OPERA TODAY ARCHIVES »

Reviews

Fritz Wunderlich: The legend
13 Feb 2009

Fritz Wunderlich — The Legend

Some opera aficionados who take a look at the contents of this two-CD Fritz Wunderlich collection from Profil might shake their heads in bemused wonder: the German lyric tenor as Turridu, let alone Pinkerton and Rodolfo?

Fritz Wunderlich: The legend

Fritz Wunderlich (Tenor)

Profil PH 08016 [2CDs]

$21.99  Click to buy

And if those fans don’t care for operetta, the second disc won’t persuade them to take a chance.

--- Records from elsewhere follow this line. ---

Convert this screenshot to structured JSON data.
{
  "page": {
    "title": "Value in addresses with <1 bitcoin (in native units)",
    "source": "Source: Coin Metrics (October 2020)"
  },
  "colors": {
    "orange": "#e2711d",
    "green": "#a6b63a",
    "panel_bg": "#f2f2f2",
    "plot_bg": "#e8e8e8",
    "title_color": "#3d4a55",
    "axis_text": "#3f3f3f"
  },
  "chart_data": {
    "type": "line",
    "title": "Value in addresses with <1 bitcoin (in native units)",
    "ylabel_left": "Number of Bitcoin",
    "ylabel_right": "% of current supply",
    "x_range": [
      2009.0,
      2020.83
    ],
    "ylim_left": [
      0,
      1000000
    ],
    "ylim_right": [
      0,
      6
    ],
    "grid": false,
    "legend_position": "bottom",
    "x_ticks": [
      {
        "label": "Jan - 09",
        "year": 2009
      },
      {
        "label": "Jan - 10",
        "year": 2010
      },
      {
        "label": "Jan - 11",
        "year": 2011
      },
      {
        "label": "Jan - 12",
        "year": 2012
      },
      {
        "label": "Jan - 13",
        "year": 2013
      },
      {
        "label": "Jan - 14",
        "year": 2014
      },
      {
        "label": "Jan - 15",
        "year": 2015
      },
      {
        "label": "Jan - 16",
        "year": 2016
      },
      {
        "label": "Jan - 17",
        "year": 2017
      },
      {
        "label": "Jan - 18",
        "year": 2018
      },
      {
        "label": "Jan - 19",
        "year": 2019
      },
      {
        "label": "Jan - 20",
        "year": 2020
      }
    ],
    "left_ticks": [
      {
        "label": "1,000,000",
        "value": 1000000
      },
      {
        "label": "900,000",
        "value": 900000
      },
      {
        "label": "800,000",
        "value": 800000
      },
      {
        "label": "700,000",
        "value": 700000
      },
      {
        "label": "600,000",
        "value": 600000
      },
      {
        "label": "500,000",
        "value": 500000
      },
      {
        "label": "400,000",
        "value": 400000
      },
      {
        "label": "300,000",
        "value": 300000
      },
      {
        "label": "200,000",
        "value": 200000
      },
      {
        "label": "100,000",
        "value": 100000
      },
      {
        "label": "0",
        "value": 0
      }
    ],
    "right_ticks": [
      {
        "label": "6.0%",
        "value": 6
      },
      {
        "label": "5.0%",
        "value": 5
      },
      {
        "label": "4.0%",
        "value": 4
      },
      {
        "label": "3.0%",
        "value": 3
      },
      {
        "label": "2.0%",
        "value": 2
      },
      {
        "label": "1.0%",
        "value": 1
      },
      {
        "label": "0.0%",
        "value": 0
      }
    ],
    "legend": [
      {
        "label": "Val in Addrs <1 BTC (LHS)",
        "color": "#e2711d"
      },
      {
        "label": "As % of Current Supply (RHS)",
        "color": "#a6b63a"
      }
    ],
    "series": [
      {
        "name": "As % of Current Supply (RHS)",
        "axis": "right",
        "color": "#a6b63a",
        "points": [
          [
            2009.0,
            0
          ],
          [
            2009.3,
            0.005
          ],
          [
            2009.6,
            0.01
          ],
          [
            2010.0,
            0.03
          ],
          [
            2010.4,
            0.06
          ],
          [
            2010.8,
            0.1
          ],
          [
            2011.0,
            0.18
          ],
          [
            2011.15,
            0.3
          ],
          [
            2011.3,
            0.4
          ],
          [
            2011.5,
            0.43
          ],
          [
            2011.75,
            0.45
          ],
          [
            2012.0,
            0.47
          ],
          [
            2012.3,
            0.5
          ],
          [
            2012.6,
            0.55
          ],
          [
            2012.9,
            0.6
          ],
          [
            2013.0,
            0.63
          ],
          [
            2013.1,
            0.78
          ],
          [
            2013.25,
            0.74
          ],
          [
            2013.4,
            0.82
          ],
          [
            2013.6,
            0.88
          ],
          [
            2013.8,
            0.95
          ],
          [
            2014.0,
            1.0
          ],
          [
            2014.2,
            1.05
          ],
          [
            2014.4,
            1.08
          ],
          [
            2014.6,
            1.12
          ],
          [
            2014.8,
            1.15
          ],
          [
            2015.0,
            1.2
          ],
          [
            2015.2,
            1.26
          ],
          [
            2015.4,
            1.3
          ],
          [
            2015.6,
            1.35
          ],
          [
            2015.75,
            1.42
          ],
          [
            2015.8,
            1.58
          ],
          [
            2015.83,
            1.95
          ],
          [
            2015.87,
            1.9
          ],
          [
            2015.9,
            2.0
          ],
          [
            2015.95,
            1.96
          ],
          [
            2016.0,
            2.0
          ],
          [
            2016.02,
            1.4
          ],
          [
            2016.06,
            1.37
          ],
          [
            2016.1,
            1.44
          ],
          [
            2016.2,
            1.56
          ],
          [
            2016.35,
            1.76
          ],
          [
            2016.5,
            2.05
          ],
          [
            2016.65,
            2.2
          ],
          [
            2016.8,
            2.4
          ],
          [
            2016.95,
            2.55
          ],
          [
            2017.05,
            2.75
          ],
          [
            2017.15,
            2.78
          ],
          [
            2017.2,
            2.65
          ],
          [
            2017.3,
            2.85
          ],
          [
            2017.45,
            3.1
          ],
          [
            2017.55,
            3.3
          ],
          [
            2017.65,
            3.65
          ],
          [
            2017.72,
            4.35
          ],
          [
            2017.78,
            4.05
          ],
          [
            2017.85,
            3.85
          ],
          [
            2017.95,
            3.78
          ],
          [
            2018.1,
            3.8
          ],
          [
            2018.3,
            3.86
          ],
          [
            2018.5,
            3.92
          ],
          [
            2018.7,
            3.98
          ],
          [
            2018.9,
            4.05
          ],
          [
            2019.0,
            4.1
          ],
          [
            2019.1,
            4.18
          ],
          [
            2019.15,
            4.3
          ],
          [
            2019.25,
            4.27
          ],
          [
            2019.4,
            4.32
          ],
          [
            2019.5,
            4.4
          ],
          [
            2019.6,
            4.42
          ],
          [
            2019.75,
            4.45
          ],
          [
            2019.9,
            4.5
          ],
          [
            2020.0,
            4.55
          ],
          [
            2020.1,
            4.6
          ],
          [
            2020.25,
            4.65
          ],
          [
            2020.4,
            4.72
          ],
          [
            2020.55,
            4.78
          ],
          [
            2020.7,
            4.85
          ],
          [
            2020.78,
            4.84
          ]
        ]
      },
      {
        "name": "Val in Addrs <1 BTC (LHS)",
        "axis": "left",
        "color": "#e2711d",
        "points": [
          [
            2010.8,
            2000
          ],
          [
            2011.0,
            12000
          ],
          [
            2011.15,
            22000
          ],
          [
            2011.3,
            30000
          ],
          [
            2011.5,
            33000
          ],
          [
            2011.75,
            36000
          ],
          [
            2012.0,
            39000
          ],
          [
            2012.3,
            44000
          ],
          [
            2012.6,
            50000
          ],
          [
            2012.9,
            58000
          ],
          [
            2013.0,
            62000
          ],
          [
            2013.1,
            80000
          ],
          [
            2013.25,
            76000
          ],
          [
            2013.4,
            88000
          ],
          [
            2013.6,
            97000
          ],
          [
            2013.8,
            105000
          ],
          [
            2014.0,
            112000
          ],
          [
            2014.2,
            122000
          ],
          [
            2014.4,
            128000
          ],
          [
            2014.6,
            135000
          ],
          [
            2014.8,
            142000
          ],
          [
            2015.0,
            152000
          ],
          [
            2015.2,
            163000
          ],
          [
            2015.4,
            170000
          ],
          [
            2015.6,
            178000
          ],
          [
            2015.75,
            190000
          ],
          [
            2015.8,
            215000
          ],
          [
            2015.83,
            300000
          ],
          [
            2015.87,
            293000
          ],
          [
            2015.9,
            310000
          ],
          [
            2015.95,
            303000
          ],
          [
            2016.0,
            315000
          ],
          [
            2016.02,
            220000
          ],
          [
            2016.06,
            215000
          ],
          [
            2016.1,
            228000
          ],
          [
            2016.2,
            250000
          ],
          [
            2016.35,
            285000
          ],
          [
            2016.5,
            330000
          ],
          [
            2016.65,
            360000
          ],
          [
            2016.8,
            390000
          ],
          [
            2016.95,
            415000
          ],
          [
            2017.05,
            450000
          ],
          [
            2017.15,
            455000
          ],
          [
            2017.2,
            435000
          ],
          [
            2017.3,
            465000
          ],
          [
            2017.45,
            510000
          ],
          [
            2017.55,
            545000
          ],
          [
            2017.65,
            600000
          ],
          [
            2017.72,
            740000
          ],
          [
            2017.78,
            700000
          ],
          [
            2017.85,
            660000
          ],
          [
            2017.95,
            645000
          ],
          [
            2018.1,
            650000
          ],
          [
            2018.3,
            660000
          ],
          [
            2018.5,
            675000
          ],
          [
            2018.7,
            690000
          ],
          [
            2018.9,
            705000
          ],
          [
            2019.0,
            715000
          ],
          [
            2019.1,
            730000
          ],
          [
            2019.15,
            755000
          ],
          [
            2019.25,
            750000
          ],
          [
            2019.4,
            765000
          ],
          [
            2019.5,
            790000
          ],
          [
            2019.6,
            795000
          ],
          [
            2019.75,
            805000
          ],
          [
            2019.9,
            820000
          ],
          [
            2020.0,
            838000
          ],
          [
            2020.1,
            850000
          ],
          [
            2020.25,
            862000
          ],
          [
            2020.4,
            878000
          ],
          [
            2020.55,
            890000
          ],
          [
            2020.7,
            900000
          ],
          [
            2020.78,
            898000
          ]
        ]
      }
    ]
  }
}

But they should. Profil provides scanty documentation, but the performances apparently derive from 1954-56. Wunderlich, in other words, sings in the freshest voice possible, but with the taste and elegance of his prime. And why not a tasteful, elegant Turridu sung in German (as are the Puccini selections)? Wunderlich traces a beautiful melodic line in the opening serenade, and when it comes to Turridu’s ode to wine (here called a “trinklied”), the tenor pours out that joyful richness heard in his famous versions of “Granada.” Unfortunately, that already brief number suffers a brutal cut, as does Turridu’s farewell to his mother. The duet with Santuzza whips and stings, but as Turridu’s mama has some lines, Profil should have identified the roles taken by the credited Marlies Siemeling and Ingeborg Wenglor. Theo Zilken takes Sharpless to Wunderlich’s Pinkerton, a portrayal that even en Deutsch rivals Pavarotti’s for tonal beauty with the appropriate hint of Yankee arrogance. It’s less of a surprise that Boheme’s Rodolfo fits Wunderlich like a glove, and again he has a good partner in the Marcello of Herbert Brauer, although Trude Eipperle’s Mimi can sound strained. Disc one ends with four selections from Mozart’s early Zaide, two with Maria Stader, and here Wunderlich reaffirms that he is without peer as a Mozart tenor.

Amusingly, Profil identifies the first two tracks of the 17 on disc two as being more Mascagni from Cavalleria Rusticana. “Komm in die Gondel” and “Treu sein, das liegt mir nicht” actually come from Johann Strauss II’s Eine Nacht in Venedig. The conventions of German operetta mean that for some ears, such as your reviewer’s, almost an hour of tenor numbers risks boredom, but such is Wunderlich’s grace and control that tedium never manifests itself. Surely Die Fledermaus has never heard a more attractively sung Alfred.

As mentioned above, Profil does itself and consumers no favors with the packaging. The only track listing, in painfully small font, appears on the back of the jewel box. The slim booklet merely provides only a generic biography, in German and English (of a sort).

Snap this up, Wunderlich fans who do not have the selections, and any other lovers of truly great tenor singing.